‘We want plastic to become taboo’: the rise of reusable water bottles | Ethical and green living

WWith record hot weather and the potential for widespread drought underscoring the climate crisis, this summer has also been marked by a concomitant interest in refillable water bottles. Size matters: the bigger and more inspiring the bottle, the better.

In 2021, the The global market for reusable water bottles was valued at $8.64 billion.. This is expected to increase by 4.3% in 2022.

There are a number of factors at play, including a return to work coupled with heightened concerns about plastic pollution and its potential to leach into water and food. Research shows that 75% of adults in the UK are concerned about the impact of the climate crisis.

Among the success stories of 2022 is hydroflask, a favorite among Gen Z, whose 1.8-liter stainless steel bottles have contributed to a 19% increase in sales since last year. Best seller “gorpcore” brand The ones, whose 909ml bottles are made from BPA-free plastic, is widely considered the bag of life among reusable bottles. Although the company was unable to disclose sales figures, Elissa McGee, Nalgene’s general manager, says they have seen “persistent demand since the pandemic as daily routines and travel return to more conventional patterns.”

the hydrojug, another unbreakable BPA-free pitcher that comes with a neoprene sleeve, makes people carry 2 liters of water and became famous after its appearance on Big Timber, a Netflix reality series about a Canadian lumber mill. By comparison, the tiny 1.1 liter stainless steel Adventure Quencher Travel TumblerMade by the venerable American brand Stanley, which specializes in camping gear, it is commonly sold in the US (reportedly has a waiting list of 135,000 people).

But despite a renewed interest in alternative materials like stainless steel, global plastic use is expected to increase by nearly 4% by 2030. This also encompasses the current craze for oversized “time stamped” water bottles.

Manufactured by companies such as QuiFit, Hydromate and Elvira, and first worn by Khloe Kardashian Y Chrissy Teigenthese jugs hold 2 liters of water and feature mindful affirmations scrawled on the side to encourage you to drink.

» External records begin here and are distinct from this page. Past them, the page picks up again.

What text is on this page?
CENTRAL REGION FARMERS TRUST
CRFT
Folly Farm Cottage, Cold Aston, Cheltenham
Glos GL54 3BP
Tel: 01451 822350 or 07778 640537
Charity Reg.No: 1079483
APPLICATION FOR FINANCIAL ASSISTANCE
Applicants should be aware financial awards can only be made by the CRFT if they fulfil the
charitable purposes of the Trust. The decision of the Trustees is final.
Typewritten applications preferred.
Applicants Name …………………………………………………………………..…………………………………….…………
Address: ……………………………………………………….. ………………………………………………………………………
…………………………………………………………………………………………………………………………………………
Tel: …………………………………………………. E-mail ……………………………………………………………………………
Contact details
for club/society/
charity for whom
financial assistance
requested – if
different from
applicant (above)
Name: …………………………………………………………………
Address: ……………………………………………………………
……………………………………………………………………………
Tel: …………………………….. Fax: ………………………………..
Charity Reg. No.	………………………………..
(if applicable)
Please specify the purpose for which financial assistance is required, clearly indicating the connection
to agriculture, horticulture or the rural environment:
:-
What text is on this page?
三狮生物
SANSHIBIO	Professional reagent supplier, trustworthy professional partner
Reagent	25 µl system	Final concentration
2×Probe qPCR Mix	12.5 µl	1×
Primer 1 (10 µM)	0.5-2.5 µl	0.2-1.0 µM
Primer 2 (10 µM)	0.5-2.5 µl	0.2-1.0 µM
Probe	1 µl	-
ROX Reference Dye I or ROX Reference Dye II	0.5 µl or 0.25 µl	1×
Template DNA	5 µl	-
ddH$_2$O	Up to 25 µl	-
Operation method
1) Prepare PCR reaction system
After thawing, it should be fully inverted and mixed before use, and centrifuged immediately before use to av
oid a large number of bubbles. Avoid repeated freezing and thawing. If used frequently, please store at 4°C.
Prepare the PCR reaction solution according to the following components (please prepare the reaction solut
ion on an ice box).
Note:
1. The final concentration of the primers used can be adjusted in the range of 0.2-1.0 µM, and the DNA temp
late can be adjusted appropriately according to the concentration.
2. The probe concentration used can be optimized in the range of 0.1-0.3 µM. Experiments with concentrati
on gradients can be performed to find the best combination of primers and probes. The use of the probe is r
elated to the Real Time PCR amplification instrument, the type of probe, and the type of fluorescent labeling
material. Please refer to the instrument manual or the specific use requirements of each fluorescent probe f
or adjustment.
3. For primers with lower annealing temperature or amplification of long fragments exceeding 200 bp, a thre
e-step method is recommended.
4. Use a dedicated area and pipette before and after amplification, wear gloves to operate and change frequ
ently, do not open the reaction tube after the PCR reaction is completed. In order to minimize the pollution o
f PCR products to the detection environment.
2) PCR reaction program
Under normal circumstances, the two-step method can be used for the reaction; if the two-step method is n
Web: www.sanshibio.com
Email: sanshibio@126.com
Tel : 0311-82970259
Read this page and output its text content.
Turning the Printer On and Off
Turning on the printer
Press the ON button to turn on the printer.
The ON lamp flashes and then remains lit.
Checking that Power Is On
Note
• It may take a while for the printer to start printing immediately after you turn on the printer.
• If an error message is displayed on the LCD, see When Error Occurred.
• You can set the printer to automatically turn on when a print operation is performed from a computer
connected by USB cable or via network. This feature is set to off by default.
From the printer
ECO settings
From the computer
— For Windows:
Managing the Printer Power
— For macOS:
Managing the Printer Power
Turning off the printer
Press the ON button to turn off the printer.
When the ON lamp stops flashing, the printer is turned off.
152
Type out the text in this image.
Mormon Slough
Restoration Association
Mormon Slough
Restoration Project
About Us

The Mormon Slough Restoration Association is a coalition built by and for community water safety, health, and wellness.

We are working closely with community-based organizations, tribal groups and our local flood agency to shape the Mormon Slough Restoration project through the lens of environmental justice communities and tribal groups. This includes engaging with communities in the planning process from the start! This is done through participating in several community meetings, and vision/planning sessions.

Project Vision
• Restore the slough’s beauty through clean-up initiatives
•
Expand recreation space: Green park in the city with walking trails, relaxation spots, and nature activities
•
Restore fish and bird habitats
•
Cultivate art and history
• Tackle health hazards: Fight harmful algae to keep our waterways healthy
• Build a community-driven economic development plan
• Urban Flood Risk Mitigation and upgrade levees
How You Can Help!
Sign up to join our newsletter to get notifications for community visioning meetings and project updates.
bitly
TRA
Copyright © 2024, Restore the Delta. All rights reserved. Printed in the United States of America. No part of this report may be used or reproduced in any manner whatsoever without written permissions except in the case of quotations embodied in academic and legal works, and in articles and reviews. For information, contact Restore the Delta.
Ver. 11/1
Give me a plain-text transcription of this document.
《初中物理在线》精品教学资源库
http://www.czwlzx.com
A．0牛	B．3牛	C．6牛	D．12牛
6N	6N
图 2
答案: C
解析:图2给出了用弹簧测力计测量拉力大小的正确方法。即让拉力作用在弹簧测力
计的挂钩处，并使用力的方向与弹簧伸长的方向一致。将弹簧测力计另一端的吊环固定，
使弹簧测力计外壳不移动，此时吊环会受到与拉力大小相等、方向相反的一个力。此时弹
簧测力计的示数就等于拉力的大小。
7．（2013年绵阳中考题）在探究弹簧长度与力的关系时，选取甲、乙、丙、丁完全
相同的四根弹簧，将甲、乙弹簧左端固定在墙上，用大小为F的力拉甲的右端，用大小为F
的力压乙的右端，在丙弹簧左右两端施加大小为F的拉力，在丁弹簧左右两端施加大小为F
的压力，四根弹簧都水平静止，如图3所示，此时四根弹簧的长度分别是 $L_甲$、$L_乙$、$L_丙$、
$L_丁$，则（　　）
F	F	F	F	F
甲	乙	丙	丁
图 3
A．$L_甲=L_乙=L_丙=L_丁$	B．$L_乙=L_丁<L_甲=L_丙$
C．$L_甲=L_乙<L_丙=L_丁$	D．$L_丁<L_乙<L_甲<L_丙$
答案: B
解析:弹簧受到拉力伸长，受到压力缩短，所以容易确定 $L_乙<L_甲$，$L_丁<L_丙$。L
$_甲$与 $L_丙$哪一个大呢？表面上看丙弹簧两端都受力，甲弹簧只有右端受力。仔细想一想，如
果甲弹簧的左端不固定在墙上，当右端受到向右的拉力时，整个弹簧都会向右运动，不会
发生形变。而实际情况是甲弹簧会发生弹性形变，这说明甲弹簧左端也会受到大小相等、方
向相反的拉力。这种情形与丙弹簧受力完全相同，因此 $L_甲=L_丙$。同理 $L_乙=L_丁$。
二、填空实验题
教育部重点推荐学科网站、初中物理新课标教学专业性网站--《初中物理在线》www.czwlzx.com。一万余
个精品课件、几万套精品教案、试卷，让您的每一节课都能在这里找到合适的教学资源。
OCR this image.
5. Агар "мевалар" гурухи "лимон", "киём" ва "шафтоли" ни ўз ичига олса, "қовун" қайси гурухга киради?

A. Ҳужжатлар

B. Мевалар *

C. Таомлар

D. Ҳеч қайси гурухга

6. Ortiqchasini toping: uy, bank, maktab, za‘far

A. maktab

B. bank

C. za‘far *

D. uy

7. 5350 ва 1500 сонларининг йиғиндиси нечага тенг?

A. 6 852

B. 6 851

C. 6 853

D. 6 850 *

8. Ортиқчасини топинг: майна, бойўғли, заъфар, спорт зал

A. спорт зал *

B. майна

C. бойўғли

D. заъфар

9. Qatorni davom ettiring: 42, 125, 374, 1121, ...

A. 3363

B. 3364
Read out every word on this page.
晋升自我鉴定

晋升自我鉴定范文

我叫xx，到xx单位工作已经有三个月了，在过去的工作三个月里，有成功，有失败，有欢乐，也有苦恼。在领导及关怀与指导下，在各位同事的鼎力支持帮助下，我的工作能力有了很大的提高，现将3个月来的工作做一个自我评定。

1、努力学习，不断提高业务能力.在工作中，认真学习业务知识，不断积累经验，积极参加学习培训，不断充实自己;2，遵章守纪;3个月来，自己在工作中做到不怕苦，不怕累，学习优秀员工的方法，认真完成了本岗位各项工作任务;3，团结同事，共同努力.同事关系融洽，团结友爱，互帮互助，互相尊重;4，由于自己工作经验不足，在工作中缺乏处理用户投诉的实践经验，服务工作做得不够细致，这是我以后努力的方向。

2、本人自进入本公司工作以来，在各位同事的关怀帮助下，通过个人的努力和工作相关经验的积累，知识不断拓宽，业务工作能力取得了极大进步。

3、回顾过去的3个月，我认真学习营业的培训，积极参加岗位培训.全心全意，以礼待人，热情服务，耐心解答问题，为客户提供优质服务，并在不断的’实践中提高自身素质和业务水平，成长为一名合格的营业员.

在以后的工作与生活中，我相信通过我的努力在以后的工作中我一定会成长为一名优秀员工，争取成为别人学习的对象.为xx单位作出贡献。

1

Like the rise of drinking apps, which monitor your intake and punish you when you fall short, and reusable but expensive £180 “smart bottles” to keep your tea warm (like used by Rishi Sunak), these rainbow-colored bottles have turned hydration into a competitive sport.

city ​​to the seaA Bristol-based non-profit organization that campaigns to prevent marine plastic pollution at the source, oversaw the placement of 35,000 refillable water stations at stations, airports and beaches this year, an increase of 10,000 from 2019.

Founder Natalie Fee thinks the rise of refillable bottles has as much to do with the recession as it does with the weather. “Despite an obvious drop during the pandemic [we have since seen] a large increase in awareness of the heat wave, from a health and hydration perspective, [but also] of a cost of living.” Fee says that the large bottles “are a little weird, but I can see why.”

In recent years, the state water bottle—stainless steel, BPA-free plastic or made from partially recycled materials, and in shades of caramel color—has become the go-to symbol of green credentials among young people. Eager to capitalize on the green pound, high-end brands followed suit: Prada’s 75-pound milk urn” remains one of the most popular reusable water tanks on the market. Simply put, “the message is that if you’re carrying a reusable bottle, you care,” says Nina Schrank, Greenpeace’s plastics campaign manager. “It helps if they look good, aesthetically. People will be more inclined to take them with them.”

While a shift from single-use to reusable plastic bottles is still underway, Schrank is alarmed that plastic remains the dominant material. The health effects of BPA-free plastic, which is widely used in refillable water bottles, still open for discussion on bodily health and the environment.

“Reusable stainless steel bottles are the best material and although they are becoming more prevalent they are not displacing plastic yet,” he adds, agreeing that cost is also a factor – plastic will always be more expensive. cheaper than Prada. “What we want is for plastic bottles to become a taboo, like smoking.”